L’affaire nomme également l’armurerie où Ramos a acheté l’arme utilisée dans la fusillade, ainsi qu’un autre AR-15 et des munitions, des achats qui ont totalisé des milliers de dollars, bien qu’une seule arme ait été utilisée dans la fusillade. Selon le rapport de la Chambre des représentants du Texas, l’un des clients a déclaré plus tard au FBI qu’il « ressemblait à … un tireur scolaire ».
Le rapport de juillet indique que près de 400 agents des forces de l’ordre se sont précipités sur les lieux de la fusillade, mais que des « décisions manifestement médiocres » ont entraîné plus d’une heure de chaos avant que le tireur ne soit finalement confronté et tué.
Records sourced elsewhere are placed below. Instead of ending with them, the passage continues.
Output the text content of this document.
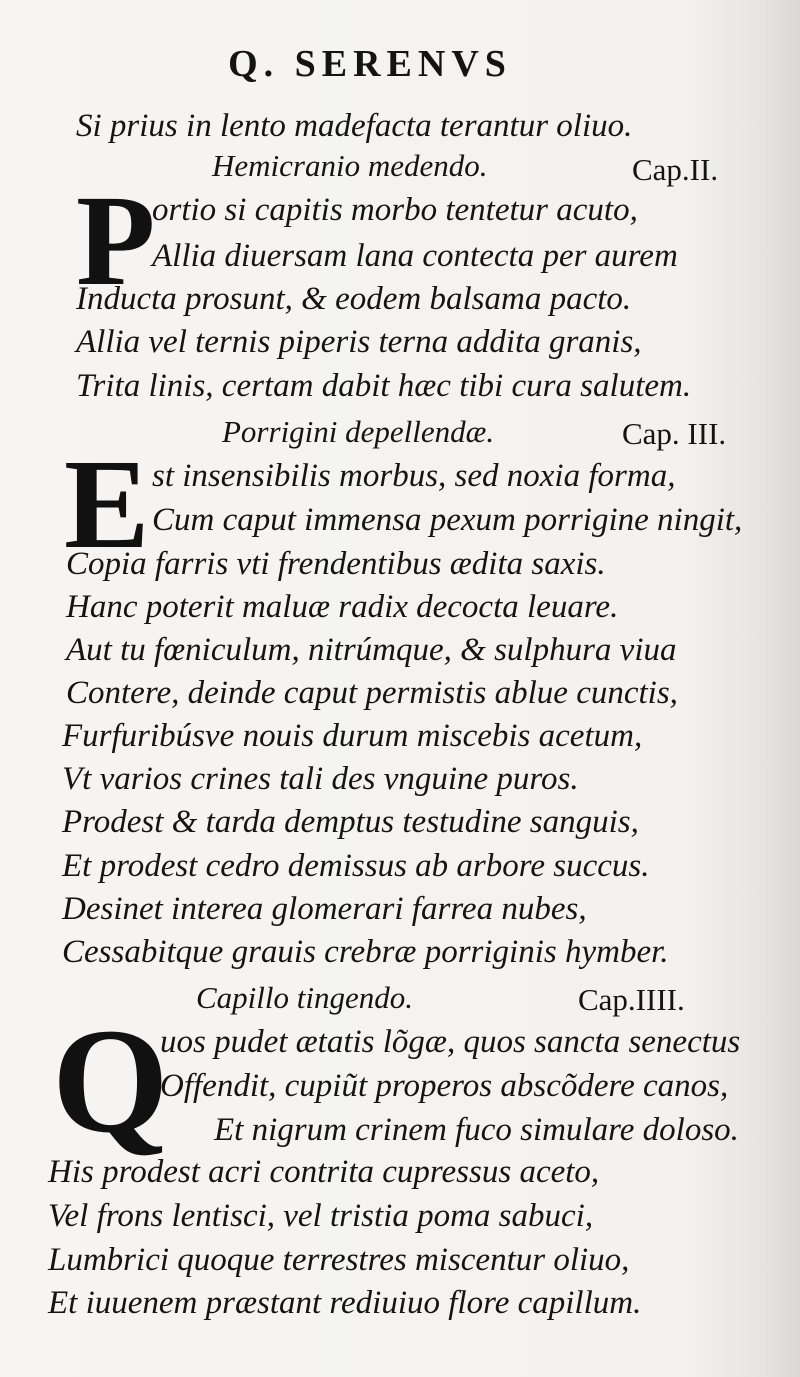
Q. SERENVS
Si prius in lento madefacta terantur oliuo.
Hemicranio medendo.	Cap.II.
P
ortio si capitis morbo tentetur acuto,
Allia diuersam lana contecta per aurem
Inducta prosunt, & eodem balsama pacto.
Allia vel ternis piperis terna addita granis,
Trita linis, certam dabit hæc tibi cura salutem.
Porrigini depellendæ.	Cap. III.
E st insensibilis morbus, sed noxia forma,
Cum caput immensa pexum porrigine ningit,
Copia farris vti frendentibus ædita saxis.
Hanc poterit maluæ radix decocta leuare.
Aut tu fœniculum, nitrúmque, & sulphura viua
Contere, deinde caput permistis ablue cunctis,
Furfuribúsve nouis durum miscebis acetum,
Vt varios crines tali des vnguine puros.
Prodest & tarda demptus testudine sanguis,
Et prodest cedro demissus ab arbore succus.
Desinet interea glomerari farrea nubes,
Cessabitque grauis crebræ porriginis hymber.
Capillo tingendo.	Cap.IIII.
Q
uos pudet ætatis lõgæ, quos sancta senectus
Offendit, cupiũt properos abscõdere canos,
Et nigrum crinem fuco simulare doloso.
His prodest acri contrita cupressus aceto,
Vel frons lentisci, vel tristia poma sabuci,
Lumbrici quoque terrestres miscentur oliuo,
Et iuuenem præstant rediuiuo flore capillum.
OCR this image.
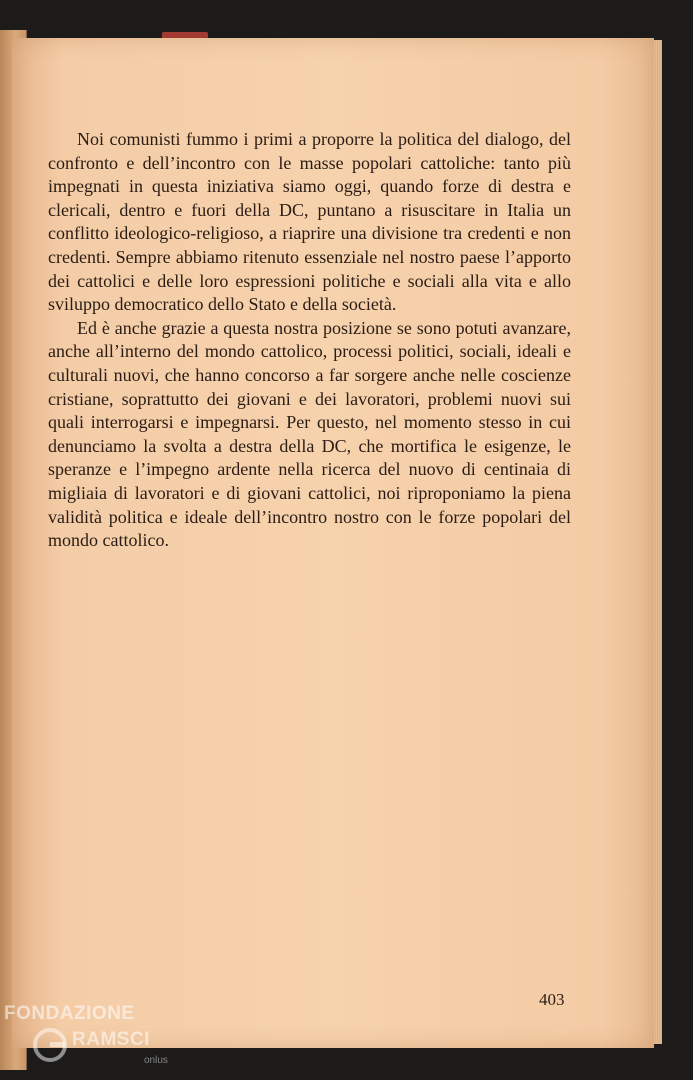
Noi comunisti fummo i primi a proporre la politica del dialogo, del confronto e dell’incontro con le masse popolari cattoliche: tanto più impegnati in questa iniziativa siamo oggi, quando forze di destra e clericali, dentro e fuori della DC, puntano a risuscitare in Italia un conflitto ideologico-religioso, a riaprire una divisione tra credenti e non credenti. Sempre abbiamo ritenuto essenziale nel nostro paese l’apporto dei cattolici e delle loro espressioni politiche e sociali alla vita e allo sviluppo democratico dello Stato e della società.

Ed è anche grazie a questa nostra posizione se sono potuti avanzare, anche all’interno del mondo cattolico, processi politici, sociali, ideali e culturali nuovi, che hanno concorso a far sorgere anche nelle coscienze cristiane, soprattutto dei giovani e dei lavoratori, problemi nuovi sui quali interrogarsi e impegnarsi. Per questo, nel momento stesso in cui denunciamo la svolta a destra della DC, che mortifica le esigenze, le speranze e l’impegno ardente nella ricerca del nuovo di centinaia di migliaia di lavoratori e di giovani cattolici, noi riproponiamo la piena validità politica e ideale dell’incontro nostro con le forze popolari del mondo cattolico.

403
FONDAZIONE
RAMSCI
onlus
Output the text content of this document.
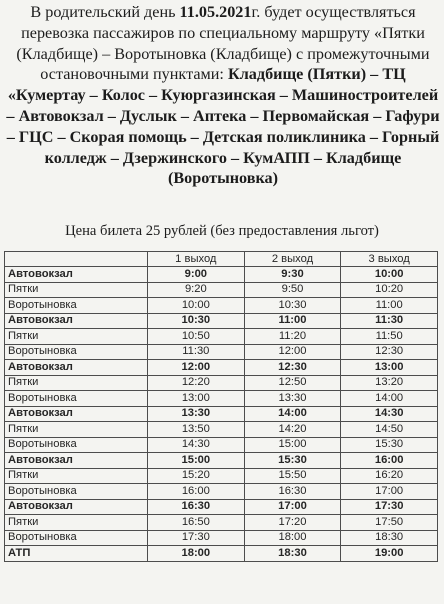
В родительский день 11.05.2021г. будет осуществляться перевозка пассажиров по специальному маршруту «Пятки (Кладбище) – Воротыновка (Кладбище) с промежуточными остановочными пунктами: Кладбище (Пятки) – ТЦ «Кумертау – Колос – Куюргазинская – Машиностроителей – Автовокзал – Дуслык – Аптека – Первомайская – Гафури – ГЦС – Скорая помощь – Детская поликлиника – Горный колледж – Дзержинского – КумАПП – Кладбище (Воротыновка)
Цена билета 25 рублей (без предоставления льгот)
	1 выход	2 выход	3 выход
Автовокзал	9:00	9:30	10:00
Пятки	9:20	9:50	10:20
Воротыновка	10:00	10:30	11:00
Автовокзал	10:30	11:00	11:30
Пятки	10:50	11:20	11:50
Воротыновка	11:30	12:00	12:30
Автовокзал	12:00	12:30	13:00
Пятки	12:20	12:50	13:20
Воротыновка	13:00	13:30	14:00
Автовокзал	13:30	14:00	14:30
Пятки	13:50	14:20	14:50
Воротыновка	14:30	15:00	15:30
Автовокзал	15:00	15:30	16:00
Пятки	15:20	15:50	16:20
Воротыновка	16:00	16:30	17:00
Автовокзал	16:30	17:00	17:30
Пятки	16:50	17:20	17:50
Воротыновка	17:30	18:00	18:30
АТП	18:00	18:30	19:00
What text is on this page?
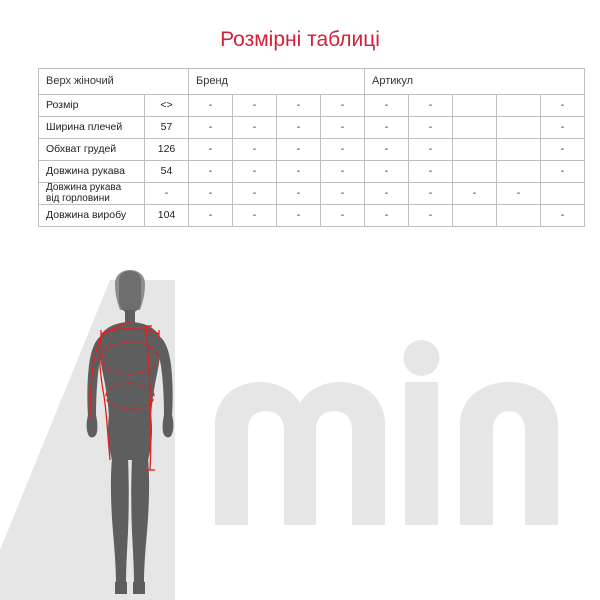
Розмірні таблиці
Верх жіночий		Бренд				Артикул				
Розмір	<>	-	-	-	-	-	-			-
Ширина плечей	57	-	-	-	-	-	-			-
Обхват грудей	126	-	-	-	-	-	-			-
Довжина рукава	54	-	-	-	-	-	-			-

Довжина рукава
від горловини	-	-	-	-	-	-	-	-	-	
Довжина виробу	104	-	-	-	-	-	-			-
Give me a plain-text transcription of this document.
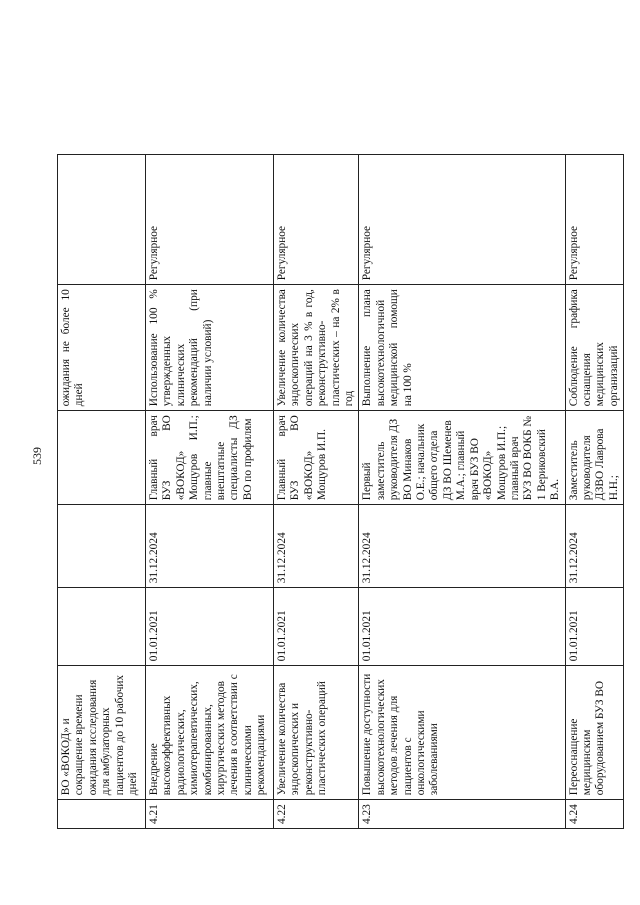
539
	ВО «ВОКОД» и сокращение времени ожидания исследования для амбулаторных пациентов до 10 рабочих дней				ожидания не более 10 дней	
4.21	Внедрение высокоэффективных радиологических, химиотерапевтических, комбинированных, хирургических методов лечения в соответствии с клиническими рекомендациями	01.01.2021	31.12.2024	Главный врач БУЗ ВО «ВОКОД» Мощуров И.П.; главные внештатные специалисты ДЗ ВО по профилям	Использование 100 % утвержденных клинических рекомендаций (при наличии условий)	Регулярное
4.22	Увеличение количества эндоскопических и реконструктивно-пластических операций	01.01.2021	31.12.2024	Главный врач БУЗ ВО «ВОКОД» Мощуров И.П.	Увеличение количества эндоскопических операций на 3 % в год, реконструктивно-пластических – на 2% в год	Регулярное
4.23	Повышение доступности высокотехнологических методов лечения для пациентов с онкологическими заболеваниями	01.01.2021	31.12.2024	Первый заместитель руководителя ДЗ ВО Минаков О.Е.; начальник общего отдела ДЗ ВО Шеменев М.А.; главный врач БУЗ ВО «ВОКОД» Мощуров И.П.; главный врач БУЗ ВО ВОКБ № 1 Вериковский В.А.	Выполнение плана высокотехнологичной медицинской помощи на 100 %	Регулярное
4.24	Переоснащение медицинским оборудованием БУЗ ВО	01.01.2021	31.12.2024	Заместитель руководителя ДЗВО Лаврова Н.Н.;	Соблюдение графика оснащения медицинских организаций	Регулярное
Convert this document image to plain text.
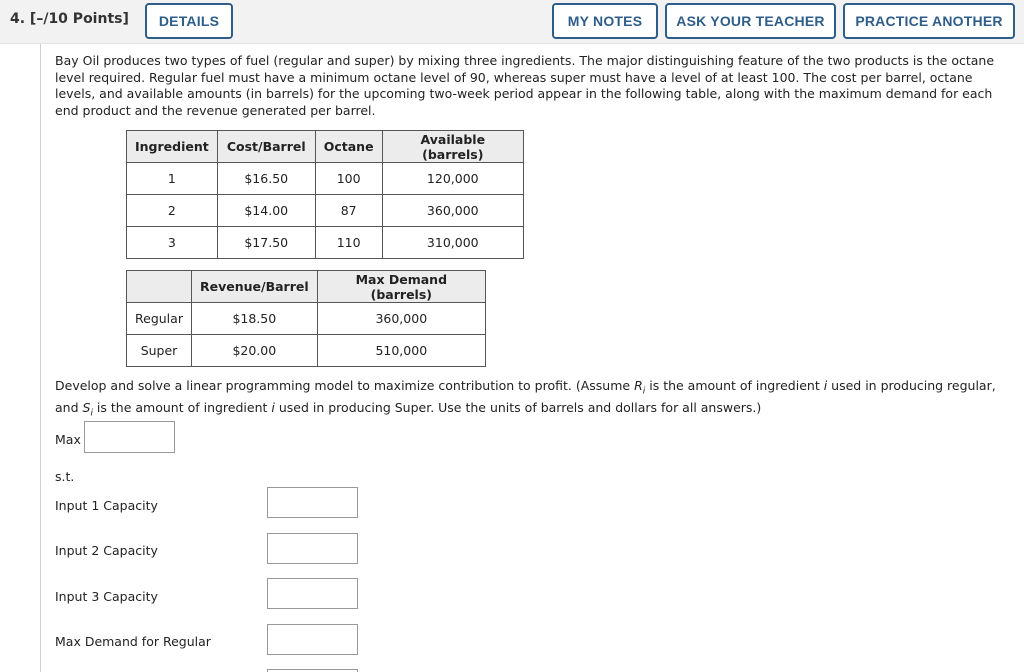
4. [–/10 Points]	DETAILS	MY NOTES	ASK YOUR TEACHER	PRACTICE ANOTHER
Bay Oil produces two types of fuel (regular and super) by mixing three ingredients. The major distinguishing feature of the two products is the octane level required. Regular fuel must have a minimum octane level of 90, whereas super must have a level of at least 100. The cost per barrel, octane levels, and available amounts (in barrels) for the upcoming two-week period appear in the following table, along with the maximum demand for each end product and the revenue generated per barrel.
Ingredient	Cost/Barrel	Octane	Available (barrels)
1	$16.50	100	120,000
2	$14.00	87	360,000
3	$17.50	110	310,000
	Revenue/Barrel	Max Demand (barrels)
Regular	$18.50	360,000
Super	$20.00	510,000
Develop and solve a linear programming model to maximize contribution to profit. (Assume $R_i$ is the amount of ingredient i used in producing regular, and $S_i$ is the amount of ingredient i used in producing Super. Use the units of barrels and dollars for all answers.)
Max
s.t.
Input 1 Capacity
Input 2 Capacity
Input 3 Capacity
Max Demand for Regular
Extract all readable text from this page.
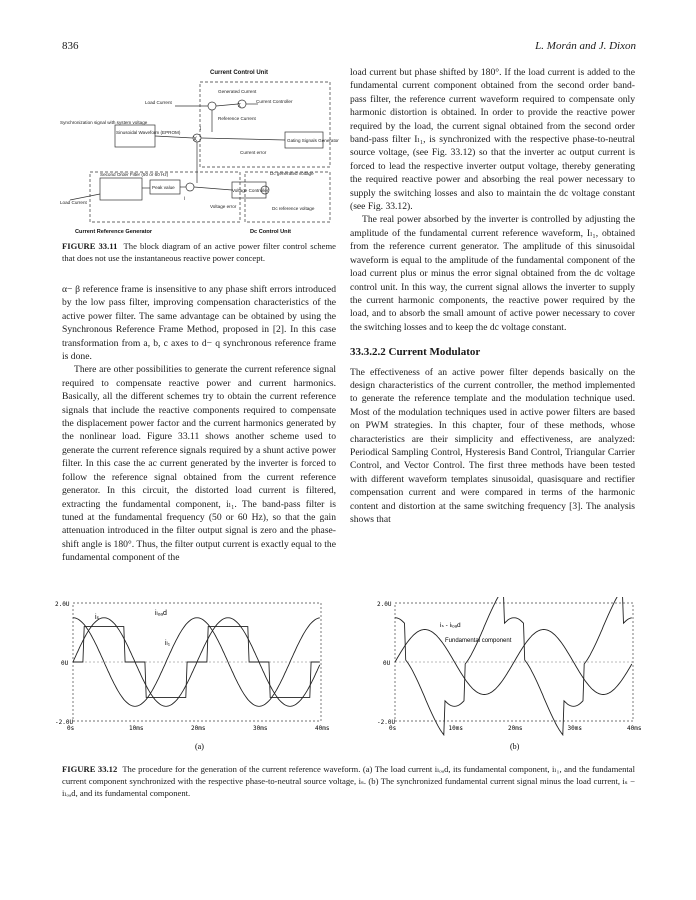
836	L. Morán and J. Dixon
Current Control Unit
Generated Current
Load Current	Current Controller
Reference Current
Synchronization signal with system voltage
Sinusoidal Waveform (EPROM)
i
X
Current error
Gating Signals Generator
Dc generated voltage
Second Order Filter (50 or 60 Hz)
Peak value
Voltage Controller
Voltage error	Dc reference voltage
Load Current
i
Σ
Current Reference Generator	Dc Control Unit
FIGURE 33.11 The block diagram of an active power filter control scheme that does not use the instantaneous reactive power concept.

α− β reference frame is insensitive to any phase shift errors introduced by the low pass filter, improving compensation characteristics of the active power filter. The same advantage can be obtained by using the Synchronous Reference Frame Method, proposed in [2]. In this case transformation from a, b, c axes to d− q synchronous reference frame is done.

There are other possibilities to generate the current reference signal required to compensate reactive power and current harmonics. Basically, all the different schemes try to obtain the current reference signals that include the reactive components required to compensate the displacement power factor and the current harmonics generated by the nonlinear load. Figure 33.11 shows another scheme used to generate the current reference signals required by a shunt active power filter. In this case the ac current generated by the inverter is forced to follow the reference signal obtained from the current reference generator. In this circuit, the distorted load current is filtered, extracting the fundamental component, iₗ₁. The band-pass filter is tuned at the fundamental frequency (50 or 60 Hz), so that the gain attenuation introduced in the filter output signal is zero and the phase-shift angle is 180°. Thus, the filter output current is exactly equal to the fundamental component of the

load current but phase shifted by 180°. If the load current is added to the fundamental current component obtained from the second order band-pass filter, the reference current waveform required to compensate only harmonic distortion is obtained. In order to provide the reactive power required by the load, the current signal obtained from the second order band-pass filter Iₗ₁, is synchronized with the respective phase-to-neutral source voltage, (see Fig. 33.12) so that the inverter ac output current is forced to lead the respective inverter output voltage, thereby generating the required reactive power and absorbing the real power necessary to supply the switching losses and also to maintain the dc voltage constant (see Fig. 33.12).

The real power absorbed by the inverter is controlled by adjusting the amplitude of the fundamental current reference waveform, Iₗ₁, obtained from the reference current generator. The amplitude of this sinusoidal waveform is equal to the amplitude of the fundamental component of the load current plus or minus the error signal obtained from the dc voltage control unit. In this way, the current signal allows the inverter to supply the current harmonic components, the reactive power required by the load, and to absorb the small amount of active power necessary to cover the switching losses and to keep the dc voltage constant.

33.3.2.2 Current Modulator

The effectiveness of an active power filter depends basically on the design characteristics of the current controller, the method implemented to generate the reference template and the modulation technique used. Most of the modulation techniques used in active power filters are based on PWM strategies. In this chapter, four of these methods, whose characteristics are their simplicity and effectiveness, are analyzed: Periodical Sampling Control, Hysteresis Band Control, Triangular Carrier Control, and Vector Control. The first three methods have been tested with different waveform templates sinusoidal, quasisquare and rectifier compensation current and were compared in terms of the harmonic content and distortion at the same switching frequency [3]. The analysis shows that

2.0U
0U
-2.0U
0s	10ms	20ms	30ms	40ms
iₛ
iₗₒₐd
iₗ₁
(a)
2.0U
0U
-2.0U
0s	10ms	20ms	30ms	40ms
iₛ - iₗₒₐd
Fundamental component
(b)
FIGURE 33.12 The procedure for the generation of the current reference waveform. (a) The load current iₗₒₐd, its fundamental component, iₗ₁, and the fundamental current component synchronized with the respective phase-to-neutral source voltage, iₛ. (b) The synchronized fundamental current signal minus the load current, iₛ − iₗₒₐd, and its fundamental component.
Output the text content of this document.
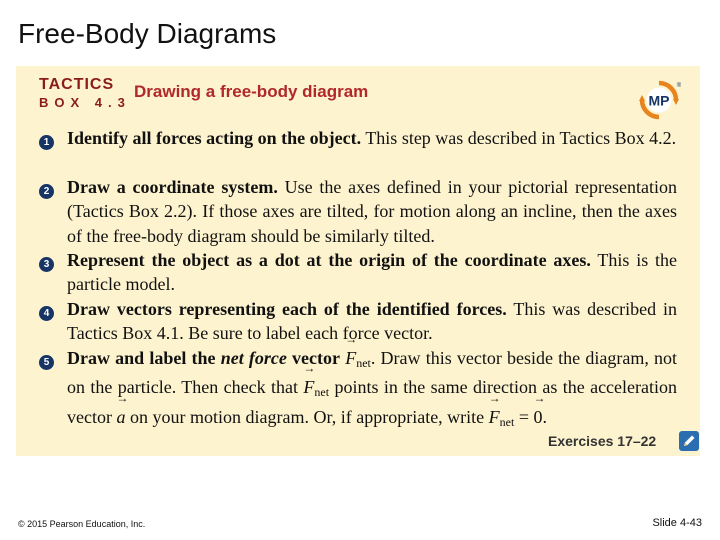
Free-Body Diagrams
TACTICS
BOX 4.3
Drawing a free-body diagram	MP
®
1 Identify all forces acting on the object. This step was described in Tactics Box 4.2.
2 Draw a coordinate system. Use the axes defined in your pictorial representation (Tactics Box 2.2). If those axes are tilted, for motion along an incline, then the axes of the free-body diagram should be similarly tilted.
3 Represent the object as a dot at the origin of the coordinate axes. This is the particle model.
4 Draw vectors representing each of the identified forces. This was described in Tactics Box 4.1. Be sure to label each force vector.
5 Draw and label the net force vector → $F_{net}$. Draw this vector beside the diagram, not on the particle. Then check that → $F_{net}$ points in the same direction as the acceleration vector → a on your motion diagram. Or, if appropriate, write → $F_{net}$ = → 0.
Exercises 17–22
© 2015 Pearson Education, Inc.	Slide 4-43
Il a critiqué les forces de l’ordre de l’État et fédérales, ainsi que les autorités locales, pour ne pas avoir suivi la formation au tir actif et avoir privilégié leur propre sécurité à la vie des victimes.
Un autre parent dont l’enfant a été blessé lors de la fusillade et deux parents dont les enfants se trouvaient sur le campus au moment des faits ont intenté le premier procès lié à la fusillade d’Uvalde fin septembre.
Pour Sandra Torres, l’affaire est aussi un autre moyen d’obtenir des réponses sur la réponse bâclée de la police.
« Pendant 77 minutes, ils n’ont rien fait. Rien du tout », a-t-elle déclaré. « Elle ne saura jamais ce que c’est que de se marier, d’obtenir son diplôme, d’aller à son premier bal de fin d’année… elle n’oubliera jamais leurs visages ».